Estou com 70 anos e sempre canto uma música que eu adoro do Ed Motta: “Eu não nasci pra trabalho, Eu não nasci pra sofrer”.
Mas estou plenamente ativo em todas as minhas artes, com total liberdade de expressão!
Sem isso, não vale a pena viver. Estou neste lindo planeta à passeio.
Qual tipo de som você realmente aprecia?
Todo aquele com uma levada que resgate a pulsação primal de nossa ancestralidade rítmica ou que remeta às deusas levadas da insubordinação feminina pela imposição da sua liberdade e beleza naturais e do seu amor maternal infinito, que tão bem cuidou da nossa multiplicação, povoando a grande tribo da irmandade inter-racial planetária.
Voltando ao surfe, como você vê essa geração de surfistas campeões e de que maneira você entende que essa tempestade impacta no mercado?
Acho um puta avanço no esporte do ponto de vista técnico e olímpico, mas não tem nada a ver com minhas raízes de hippie naturalista, ambientalista paz e amor, desbravador de praias desertas e corações solitários.

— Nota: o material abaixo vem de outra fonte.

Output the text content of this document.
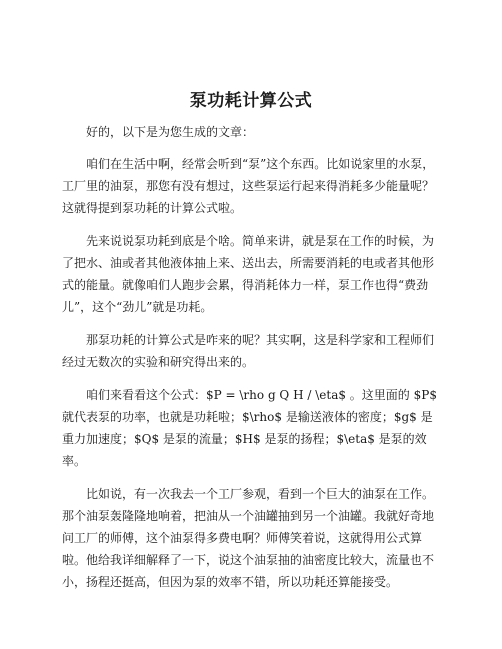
泵功耗计算公式

好的，以下是为您生成的文章：

咱们在生活中啊，经常会听到“泵”这个东西。比如说家里的水泵，工厂里的油泵，那您有没有想过，这些泵运行起来得消耗多少能量呢？这就得提到泵功耗的计算公式啦。

先来说说泵功耗到底是个啥。简单来讲，就是泵在工作的时候，为了把水、油或者其他液体抽上来、送出去，所需要消耗的电或者其他形式的能量。就像咱们人跑步会累，得消耗体力一样，泵工作也得“费劲儿”，这个“劲儿”就是功耗。

那泵功耗的计算公式是咋来的呢？其实啊，这是科学家和工程师们经过无数次的实验和研究得出来的。

咱们来看看这个公式：$P = \rho g Q H / \eta$ 。这里面的 $P$ 就代表泵的功率，也就是功耗啦；$\rho$ 是输送液体的密度；$g$ 是重力加速度；$Q$ 是泵的流量；$H$ 是泵的扬程；$\eta$ 是泵的效率。

比如说，有一次我去一个工厂参观，看到一个巨大的油泵在工作。那个油泵轰隆隆地响着，把油从一个油罐抽到另一个油罐。我就好奇地问工厂的师傅，这个油泵得多费电啊？师傅笑着说，这就得用公式算啦。他给我详细解释了一下，说这个油泵抽的油密度比较大，流量也不小，扬程还挺高，但因为泵的效率不错，所以功耗还算能接受。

Mas como são nossos espetaculares campeões, os que precisam de tratamento psiquiátrico para suportarem a pressão do mercado e o super stress de surfistas objeto em que se transformam para cumprir as expectativas dos patrocinadores, quando estou folgado e o mar da etapa está show, deito na frente da minha TV Android, e pelo YouTube assisto e torço para os meus heróis da Brazilian Storm, comendo pipoca e me entretendo a valer.

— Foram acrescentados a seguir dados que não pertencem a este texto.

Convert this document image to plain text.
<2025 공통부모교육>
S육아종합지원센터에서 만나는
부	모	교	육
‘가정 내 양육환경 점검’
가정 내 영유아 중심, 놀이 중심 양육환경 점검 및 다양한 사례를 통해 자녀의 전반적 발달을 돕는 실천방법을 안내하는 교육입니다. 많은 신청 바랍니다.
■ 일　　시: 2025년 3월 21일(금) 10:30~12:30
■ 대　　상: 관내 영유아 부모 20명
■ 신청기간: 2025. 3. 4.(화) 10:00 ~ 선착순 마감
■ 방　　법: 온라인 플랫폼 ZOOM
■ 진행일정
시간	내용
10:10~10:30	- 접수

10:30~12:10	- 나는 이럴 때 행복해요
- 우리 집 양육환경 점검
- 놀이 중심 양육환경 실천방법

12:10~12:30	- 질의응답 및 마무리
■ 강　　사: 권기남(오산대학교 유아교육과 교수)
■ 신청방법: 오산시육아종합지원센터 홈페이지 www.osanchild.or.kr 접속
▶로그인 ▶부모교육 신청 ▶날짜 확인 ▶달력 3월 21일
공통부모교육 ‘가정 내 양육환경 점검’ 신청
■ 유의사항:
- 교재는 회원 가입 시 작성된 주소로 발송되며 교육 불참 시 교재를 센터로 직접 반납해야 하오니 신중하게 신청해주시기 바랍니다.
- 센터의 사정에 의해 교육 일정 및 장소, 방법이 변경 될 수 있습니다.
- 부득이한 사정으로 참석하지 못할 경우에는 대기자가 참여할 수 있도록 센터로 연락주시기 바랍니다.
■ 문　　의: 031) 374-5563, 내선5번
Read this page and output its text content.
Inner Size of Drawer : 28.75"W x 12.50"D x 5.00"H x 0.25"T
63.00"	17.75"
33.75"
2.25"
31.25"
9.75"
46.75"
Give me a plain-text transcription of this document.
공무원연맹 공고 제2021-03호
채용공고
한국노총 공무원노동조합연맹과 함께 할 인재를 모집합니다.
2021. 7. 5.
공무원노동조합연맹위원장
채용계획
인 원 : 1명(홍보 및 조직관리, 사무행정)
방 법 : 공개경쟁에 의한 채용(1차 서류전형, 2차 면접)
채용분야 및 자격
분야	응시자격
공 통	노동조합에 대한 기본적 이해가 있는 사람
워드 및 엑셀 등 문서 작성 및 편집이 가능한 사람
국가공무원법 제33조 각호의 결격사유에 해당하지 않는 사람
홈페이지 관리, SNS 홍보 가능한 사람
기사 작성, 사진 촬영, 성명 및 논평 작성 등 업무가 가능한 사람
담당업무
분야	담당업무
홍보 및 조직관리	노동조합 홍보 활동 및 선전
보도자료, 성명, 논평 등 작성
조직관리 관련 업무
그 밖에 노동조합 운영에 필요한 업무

Como as pessoas devem agir para encomendar uma Kiko Surfboards de sonho??
A má notícia é que eu não aceito mais encomendas, só de amigos muito próximos, que permanecem em contato comigo regularmente pelo zap, bem poucos, como Vossa Senhoria, Dom Alceu Toledo Junior. E vez ou outra produzo estoques e lanço o inventário no blogspot Lords’s Classic Surfboards, para venda pelo blog. O próximo estoque disponível, informarei em primeira mão para o Anarquilha.

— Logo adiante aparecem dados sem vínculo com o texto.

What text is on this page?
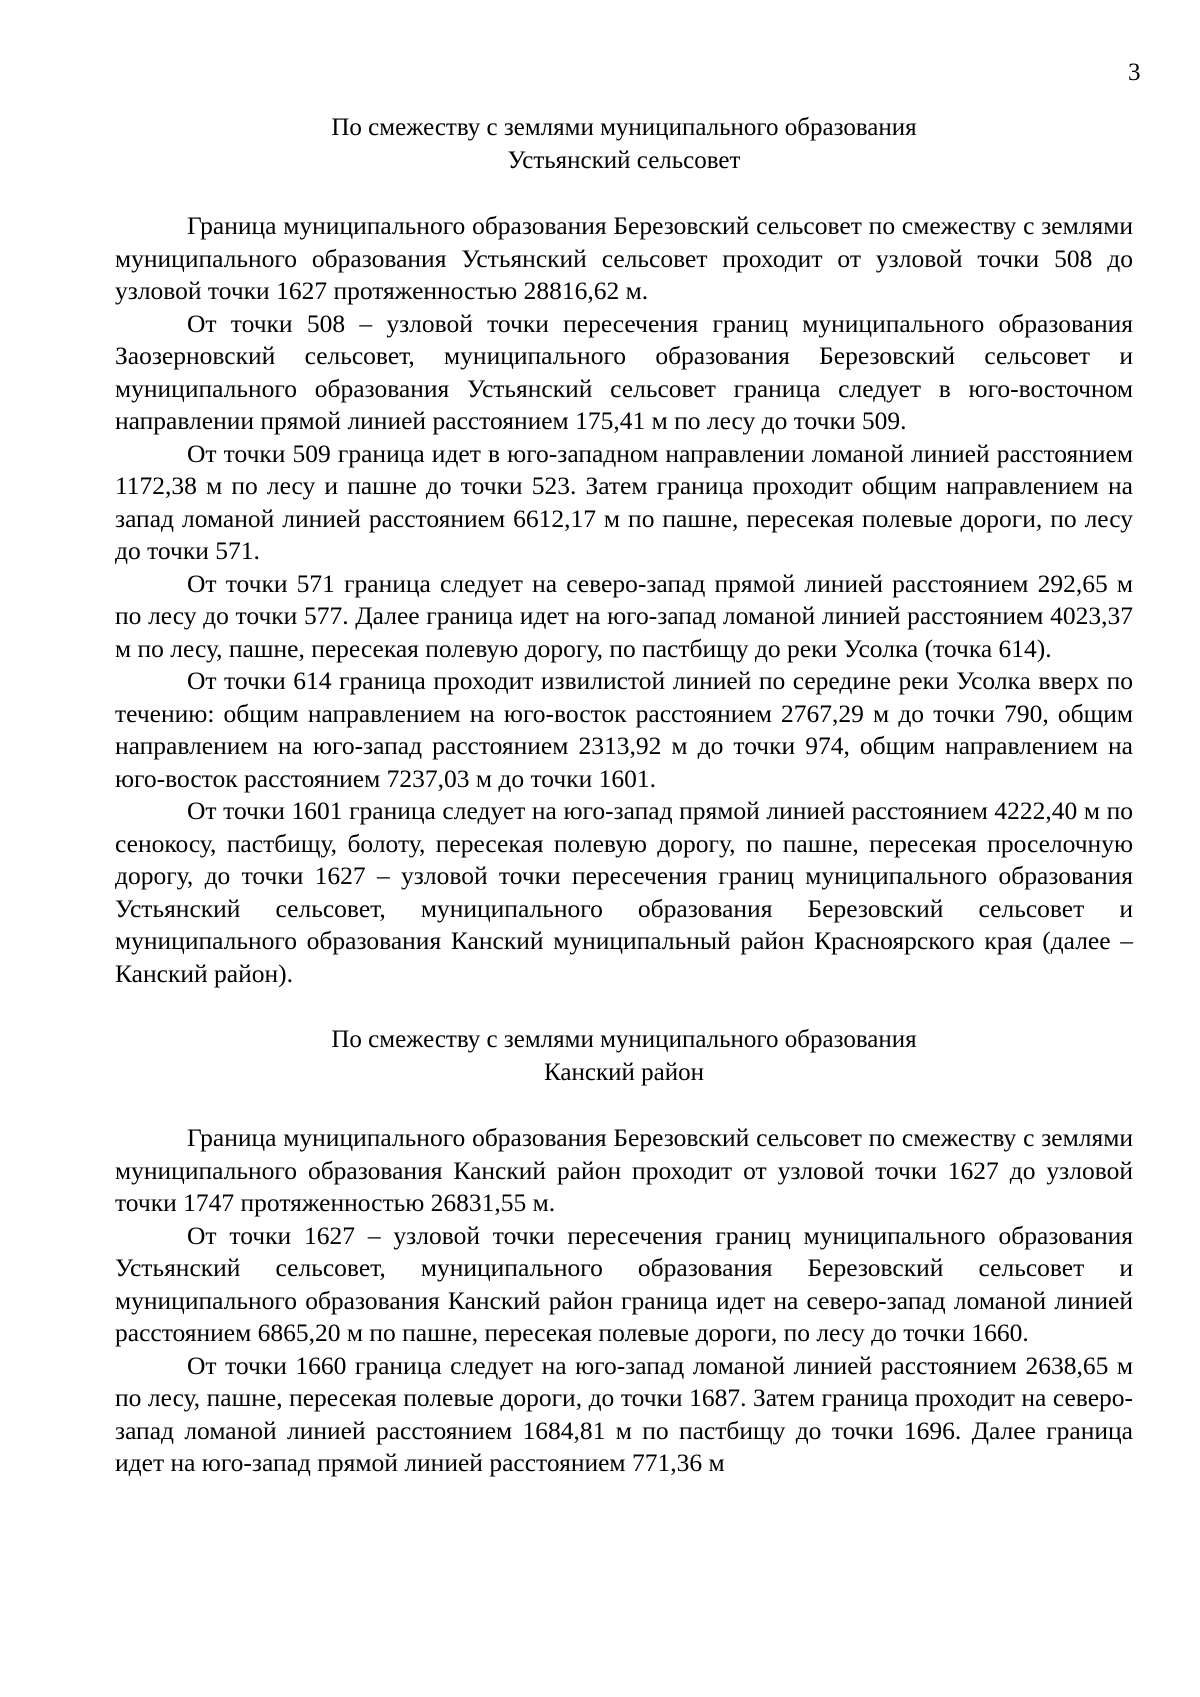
3
По смежеству с землями муниципального образования
Устьянский сельсовет

Граница муниципального образования Березовский сельсовет по смежеству с землями муниципального образования Устьянский сельсовет проходит от узловой точки 508 до узловой точки 1627 протяженностью 28816,62 м.

От точки 508 – узловой точки пересечения границ муниципального образования Заозерновский сельсовет, муниципального образования Березовский сельсовет и муниципального образования Устьянский сельсовет граница следует в юго-восточном направлении прямой линией расстоянием 175,41 м по лесу до точки 509.

От точки 509 граница идет в юго-западном направлении ломаной линией расстоянием 1172,38 м по лесу и пашне до точки 523. Затем граница проходит общим направлением на запад ломаной линией расстоянием 6612,17 м по пашне, пересекая полевые дороги, по лесу до точки 571.

От точки 571 граница следует на северо-запад прямой линией расстоянием 292,65 м по лесу до точки 577. Далее граница идет на юго-запад ломаной линией расстоянием 4023,37 м по лесу, пашне, пересекая полевую дорогу, по пастбищу до реки Усолка (точка 614).

От точки 614 граница проходит извилистой линией по середине реки Усолка вверх по течению: общим направлением на юго-восток расстоянием 2767,29 м до точки 790, общим направлением на юго-запад расстоянием 2313,92 м до точки 974, общим направлением на юго-восток расстоянием 7237,03 м до точки 1601.

От точки 1601 граница следует на юго-запад прямой линией расстоянием 4222,40 м по сенокосу, пастбищу, болоту, пересекая полевую дорогу, по пашне, пересекая проселочную дорогу, до точки 1627 – узловой точки пересечения границ муниципального образования Устьянский сельсовет, муниципального образования Березовский сельсовет и муниципального образования Канский муниципальный район Красноярского края (далее – Канский район).

По смежеству с землями муниципального образования
Канский район

Граница муниципального образования Березовский сельсовет по смежеству с землями муниципального образования Канский район проходит от узловой точки 1627 до узловой точки 1747 протяженностью 26831,55 м.

От точки 1627 – узловой точки пересечения границ муниципального образования Устьянский сельсовет, муниципального образования Березовский сельсовет и муниципального образования Канский район граница идет на северо-запад ломаной линией расстоянием 6865,20 м по пашне, пересекая полевые дороги, по лесу до точки 1660.

От точки 1660 граница следует на юго-запад ломаной линией расстоянием 2638,65 м по лесу, пашне, пересекая полевые дороги, до точки 1687. Затем граница проходит на северо-запад ломаной линией расстоянием 1684,81 м по пастбищу до точки 1696. Далее граница идет на юго-запад прямой линией расстоянием 771,36 м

Você tem surfado muito aí na Macumba?
Saravá!
O que diria para a nova geração que tem vontade de fabricar pranchas e viver este sonho de trabalhar no segmento do surfe?
Se sentir amor pelo que fazem, bem como pelos semelhantes, sempre existirão boas pessoas dispostas a compartilhar conhecimentos graciosamente, como tantos que me ajudaram, em especial pela internet atualmente.
Mas um bom domínio de computação gráfica e modelagem digital em 3D são ferramentas indispensáveis para se chegar ao topo do profissionalismo contemporâneo, em termos de modelagem de surfboard shapes, arquitetura, escultura e artes afins.
Portanto, para quem se apaixona pelo ofício, sempre vale a pena trabalhar forte, dando seu melhor. Ser feliz e amar a felicidade do próximo é o que interessa. Sempre dá certo por este caminho!
Recomendo: Coopertaeis. Este é o meu shape de vida atual. Let´s surf together in this project. A nobreza agrade, Aloha!